Joseph Alsop, in Vienna, tells of the Russians the previous spring having been on the verge of agreement finally to formalize a treaty which would have ended the Allied occupation of Austria, including withdrawal from the "line of communications" in Hungary and Rumania. As a quid pro quo, the U.S. had agreed to allow the Soviets to retain ownership of stolen Austrian industries on the phony rationale that they were former German assets. But suddenly, the prior September, the Russians raised the "pea debt", the worth of dried peas which they had delivered as a gift to the starving Viennese, as an excuse for backing out of the negotiations.

The reason for the sudden change on such a flimsy excuse was that the Soviets had detonated an atomic bomb and now could use it to intimidate Western Europe.

At the same time, the prior August, the Soviets exchanged volatile notes with Yugoslavia, making peaceful coexistence forever impossible between the two countries. They also began at the same time to transform the East German police into a new German army.

The Russian atomic bomb marked therefore a turning point in Soviet policy. Mr. Alsop posits that with firmness, the U.S. could still turn back the Soviet attack on Berlin, but by the following year, if the Western defenses continued to decline while the Soviets continued to build up their own military capability, Western Europe might be frightened into surrender and the cold war could be lost.

Marquis Childs tells of Germans circulating bitter anti-American propaganda.

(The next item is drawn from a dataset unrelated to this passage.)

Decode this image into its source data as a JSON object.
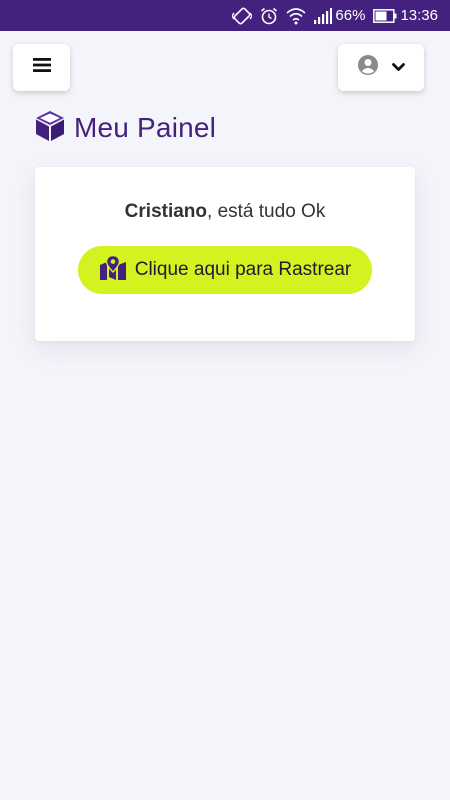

Some of them were working toward an understanding with Russia which would make it possible to turn against the West, especially the U.S.

Senator McCarthy had given the propaganda a boost with his claims of coerced confessions from the German SS soldiers responsible for the Malmedy massacre in December, 1944, and his subsequent belittling of Senators on a subcommittee, especially Senator Raymond Baldwin of Connecticut, for having found the claims untrue.

Now, Republicans in the Senate would prefer to forget the Senator's charges of Communists in the State Department after Owen Lattimore had demolished the claim that he was the top Communist spy in the country.

Senator McCarthy, in making his Malmedy claim, was following the lead of the National Council for the Prevention of War, which had taken unverified claims of the prisoners themselves as the basis for the charges. Likewise, the charges against Mr. Lattimore appeared to have derived from the files of the Nationalist China lobby.

Senator McCarthy's motive in discrediting Senator Baldwin had not been made clear and the real motivation behind the NCPW, the investigation of which had been recommended by the subcommittee headed by Senator Baldwin which had looked into the Malmedy claim of Senator McCarthy, had likewise not been ascertained.

A letter writer advocates voting only for candidates who vowed to lower taxes.

That's new.

A letter writer finds the mud-slinging by reactionaries against liberals, charging Communist sympathies, to be without substance, as no solid evidence had been presented that the liberals favored nationalization of private property, a central facet of Communism.

A letter writer presents a friend's previously composed poem to the recently deceased Vaslav Nijinsky, who had been one of the world's greatest dancers before going insane 31 years before his death.